"Ye-es." Her voice was almost inaudible.

"Is he planning something?"

For a moment Alice hesitated, biting her red lips, then with a quick impulse, she lifted her dark eyes to Coquenil. "I must tell you, I have no one else to tell, and I am so distressed, so—so afraid." She caught his hands pleadingly in hers, and he felt that they were icy cold.

"I'll protect you, that's what I'm here for," he assured her, "but go on, speak quickly. What is he planning?"

"He's planning to take me away, away from Paris, I'm sure he is. I overheard him just now telling Mother Bonneton to pack my trunk. He says he will spend three or four days in Paris, but that may not be true, he may go at once to-night. You can't believe him or trust him, and, if he takes me away, I—I may never come back."

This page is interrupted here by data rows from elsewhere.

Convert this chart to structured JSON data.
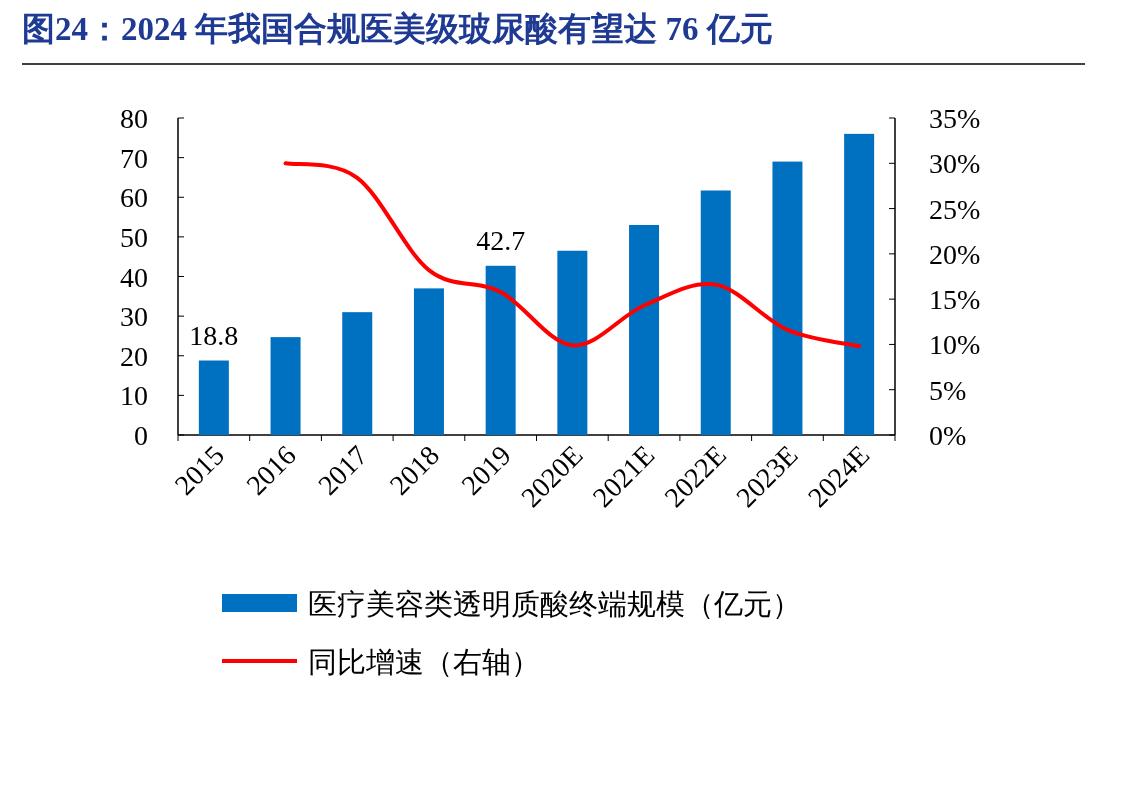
{
  "chart_data": {
    "type": "bar",
    "title": "图24：2024 年我国合规医美级玻尿酸有望达 76 亿元",
    "categories": [
      "2015",
      "2016",
      "2017",
      "2018",
      "2019",
      "2020E",
      "2021E",
      "2022E",
      "2023E",
      "2024E"
    ],
    "series": [
      {
        "name": "医疗美容类透明质酸终端规模（亿元）",
        "color": "#0070c0",
        "values": [
          18.8,
          24.7,
          31,
          37,
          42.7,
          46.5,
          53,
          61.7,
          69,
          76
        ],
        "value_labels": [
          "18.8",
          null,
          null,
          null,
          "42.7",
          null,
          null,
          null,
          null,
          null
        ]
      },
      {
        "name": "同比增速（右轴）",
        "type": "line",
        "axis": "y2",
        "color": "#ff0000",
        "values": [
          null,
          30,
          28.4,
          18.2,
          15.8,
          9.9,
          14.3,
          16.6,
          11.6,
          9.8
        ]
      }
    ],
    "ylim": [
      0,
      80
    ],
    "yticks": [
      0,
      10,
      20,
      30,
      40,
      50,
      60,
      70,
      80
    ],
    "y2lim": [
      0,
      35
    ],
    "y2ticks": [
      {
        "value": 0,
        "label": "0%"
      },
      {
        "value": 5,
        "label": "5%"
      },
      {
        "value": 10,
        "label": "10%"
      },
      {
        "value": 15,
        "label": "15%"
      },
      {
        "value": 20,
        "label": "20%"
      },
      {
        "value": 25,
        "label": "25%"
      },
      {
        "value": 30,
        "label": "30%"
      },
      {
        "value": 35,
        "label": "35%"
      }
    ],
    "legend": "bottom"
  }
}
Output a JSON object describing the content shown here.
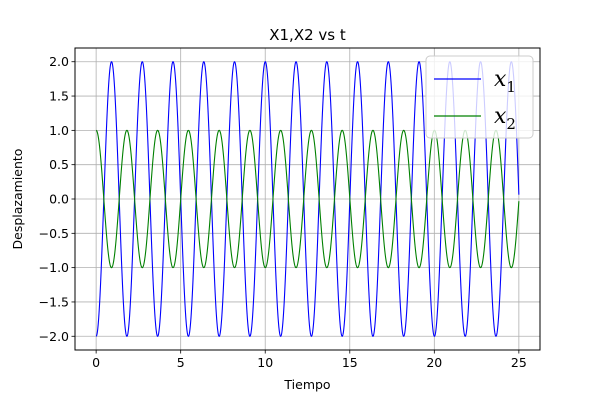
{
  "chart_data": {
    "type": "line",
    "title": "X1,X2 vs t",
    "xlabel": "Tiempo",
    "ylabel": "Desplazamiento",
    "xlim": [
      -1.25,
      26.25
    ],
    "ylim": [
      -2.2,
      2.2
    ],
    "xticks": [
      "0",
      "5",
      "10",
      "15",
      "20",
      "25"
    ],
    "yticks": [
      "2.0",
      "1.5",
      "1.0",
      "0.5",
      "0.0",
      "−0.5",
      "−1.0",
      "−1.5",
      "−2.0"
    ],
    "grid": true,
    "legend_position": "top-right",
    "x_range": [
      0,
      25
    ],
    "series": [
      {
        "name": "x1",
        "legend_base": "x",
        "legend_sub": "1",
        "color": "#0000ff",
        "formula": "-2*cos(w*t)",
        "amplitude": 2.0,
        "initial_value": -2.0,
        "angular_frequency": 3.4545
      },
      {
        "name": "x2",
        "legend_base": "x",
        "legend_sub": "2",
        "color": "#008000",
        "formula": "cos(w*t)",
        "amplitude": 1.0,
        "initial_value": 1.0,
        "angular_frequency": 3.4545
      }
    ]
  }
}
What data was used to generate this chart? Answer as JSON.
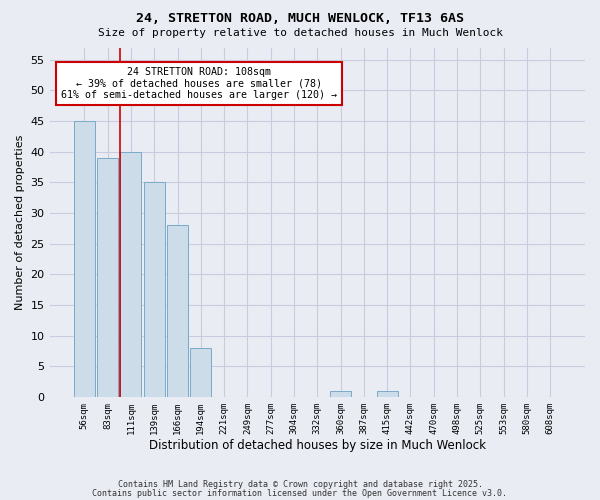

"He won't take you away," said M. Paul reassuring, "that is, he won't if—See here, you trust me?"

"Oh, yes."

"You'll do exactly what I tell you, exactly, without asking how or why?"

"I will," she declared.

"You're a plucky little girl," he said as he met her unflinching look. "Let me think a moment," and he turned back and forth in the hall, brows contracted, hands deep in his pockets. "I have it!" he exclaimed presently, his face brightening. "Now listen," and speaking slowly and distinctly, the detective gave Alice precise instructions, then he went over them again, point by point.